Google+ ou l’histoire de l’appétit morbide des internautes

Depuis quelques jours, Google+ est sur toutes les lèvres (ou devrais-je dire, sur tous les claviers). Tout le monde ne parle plus que ce nouveau réseau social que Google s’apprête à lancer dans quelques jours sur les terres jusque là dominées sans partage par Facebook.

Il y a certes que le côté « happy few » qui joue pleinement : les personnes ayant bénéficié d’une invitation à tester le service en avant-première font les malins en brandissant des retours d’expérience assez définitifs malgré la jeunesse du produit et le faible nombre d’utilisateurs. De l’autre côté, ceux qui n’ont pas reçu l’invitation de Google ou de l’un de leurs amis et qui piaillent d’impatience d’essayer à leur tour ce service. Les deux génèrent un buzz assez soutenu.

Mais il n’y a pas que ça dans les conversations qui tournent autour de Google+. Il y a aussi et surtout cet espèce d’appétit morbide des internautes pour tuer Facebook.

Ils sont tous utilisateurs et parfois de manière très assidue et ne semblent malgré cela rêver que d’une chose, que Facebook soit supplanté, dépassé, anéanti par un nouveau concurrent. Et ils imaginent que Google a les reins suffisamment solides pour être celui-ci.

C’est très étonnant à observer. On voit rarement dans d’autres industries une telle envie de voir ringardiser ce que l’on utilise au quotidien avec ferveur. En général, les gens sont plutôt assez promoteurs de leurs acquis. Pas dans le monde du web 2.0.

Pourquoi cela ? Je me risquerai à deux explications.
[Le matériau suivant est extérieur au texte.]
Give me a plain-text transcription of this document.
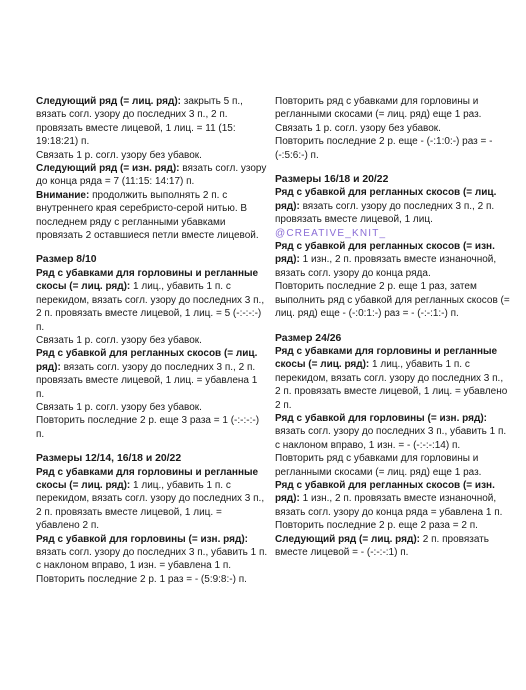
Следующий ряд (= лиц. ряд): закрыть 5 п., вязать согл. узору до последних 3 п., 2 п. провязать вместе лицевой, 1 лиц. = 11 (15: 19:18:21) п.

Связать 1 р. согл. узору без убавок.

Следующий ряд (= изн. ряд): вязать согл. узору до конца ряда = 7 (11:15: 14:17) п.

Внимание: продолжить выполнять 2 п. с внутреннего края серебристо-серой нитью. В последнем ряду с регланными убавками провязать 2 оставшиеся петли вместе лицевой.

Размер 8/10

Ряд с убавками для горловины и регланные скосы (= лиц. ряд): 1 лиц., убавить 1 п. с перекидом, вязать согл. узору до последних 3 п., 2 п. провязать вместе лицевой, 1 лиц. = 5 (-:-:-:-) п.

Связать 1 р. согл. узору без убавок.

Ряд с убавкой для регланных скосов (= лиц. ряд): вязать согл. узору до последних 3 п., 2 п. провязать вместе лицевой, 1 лиц. = убавлена 1 п.

Связать 1 р. согл. узору без убавок.

Повторить последние 2 р. еще 3 раза = 1 (-:-:-:-) п.

Размеры 12/14, 16/18 и 20/22

Ряд с убавками для горловины и регланные скосы (= лиц. ряд): 1 лиц., убавить 1 п. с перекидом, вязать согл. узору до последних 3 п., 2 п. провязать вместе лицевой, 1 лиц. = убавлено 2 п.

Ряд с убавкой для горловины (= изн. ряд): вязать согл. узору до последних 3 п., убавить 1 п. с наклоном вправо, 1 изн. = убавлена 1 п.

Повторить последние 2 р. 1 раз = - (5:9:8:-) п.

Повторить ряд с убавками для горловины и регланными скосами (= лиц. ряд) еще 1 раз.

Связать 1 р. согл. узору без убавок.

Повторить последние 2 р. еще - (-:1:0:-) раз = - (-:5:6:-) п.

Размеры 16/18 и 20/22

Ряд с убавкой для регланных скосов (= лиц. ряд): вязать согл. узору до последних 3 п., 2 п. провязать вместе лицевой, 1 лиц. @CREATIVE_KNIT_

Ряд с убавкой для регланных скосов (= изн. ряд): 1 изн., 2 п. провязать вместе изнаночной, вязать согл. узору до конца ряда.

Повторить последние 2 р. еще 1 раз, затем выполнить ряд с убавкой для регланных скосов (= лиц. ряд) еще - (-:0:1:-) раз = - (-:-:1:-) п.

Размер 24/26

Ряд с убавками для горловины и регланные скосы (= лиц. ряд): 1 лиц., убавить 1 п. с перекидом, вязать согл. узору до последних 3 п., 2 п. провязать вместе лицевой, 1 лиц. = убавлено 2 п.

Ряд с убавкой для горловины (= изн. ряд): вязать согл. узору до последних 3 п., убавить 1 п. с наклоном вправо, 1 изн. = - (-:-:-:14) п.

Повторить ряд с убавками для горловины и регланными скосами (= лиц. ряд) еще 1 раз.

Ряд с убавкой для регланных скосов (= изн. ряд): 1 изн., 2 п. провязать вместе изнаночной, вязать согл. узору до конца ряда = убавлена 1 п.

Повторить последние 2 р. еще 2 раза = 2 п.

Следующий ряд (= лиц. ряд): 2 п. провязать вместе лицевой = - (-:-:-:1) п.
La première est que nous sommes précisément au coeur d’une révolution et qui dit révolution dit capacité de l’écosystème à détruire ce qu’il a inventé précédemment pour mieux aller au bout de la démarche. Tant que les technologies de sont pas stabilisées, nous serions donc dans une dynamique de révolution permanente qui fait des innovations d’hier les conservatismes à abattre d’aujourd’hui. Et cela en l’espace de quelques courtes années.

La deuxième explication que je proposerais (mais j’imagine qu’il peut y en avoir bien d’autres), c’est que l’histoire des technologies est remplie de cadavres qui ont succombé sur l’autel de l’innovation des autres. Cela fait même partie de son histoire. Et on peut citer ici plein de noms : Lotus 123 dans les années 90 qui a été tué par Microsoft Excell, Novell qui fut un pionnier des réseaux locaux et qui fut liquidé par Microsoft également, AOL qui ne résista pas au web non propriétaire tel que nous le connaissons. Et que dire de Google qui fut pourtant l’un des derniers moteurs de recherche à voir le jour et qui envoya aux oubliettes la plupart de ses glorieux prédécesseurs ? Et puis, je ne peux pas m’empêcher de parler d’Apple qui se lança 15 ans après tout le monde sur le marché du téléphone portable et qui, malgré ce retard apparent, donna la leçon (et de quelle manière!) à toute l’industrie.

Les utilisateurs vivent depuis toujours au cœur de cette tragédie planétaire qui crée des stars et les zigouille à la vitesse de la lumière. Cela fait partie du décor et l’histoire contemporaine de cette révolution numérique. Alors, Facebook échappera-t-il à ce destin de star déchue ? Les premiers utilisateurs de Google+ semblent nous dire que non.

L’avenir le dira et, pour ma part, je vous laisse juge.

Discussion

7 réflexions sur “Google+ ou l’histoire de l’appétit morbide des internautes

  1. Chouette analyse.

    Je pense aussi que les gens qui ont sauté sur Google+ sont pour beaucoup plutôt geek. Et les geeks n’ont jamais aimé les monopoles, ils aiment la liberté. Ce sont les mêmes qui râlent en permanence sur Windows, Office, … (ce qui ne les empeche pas de les utiliser)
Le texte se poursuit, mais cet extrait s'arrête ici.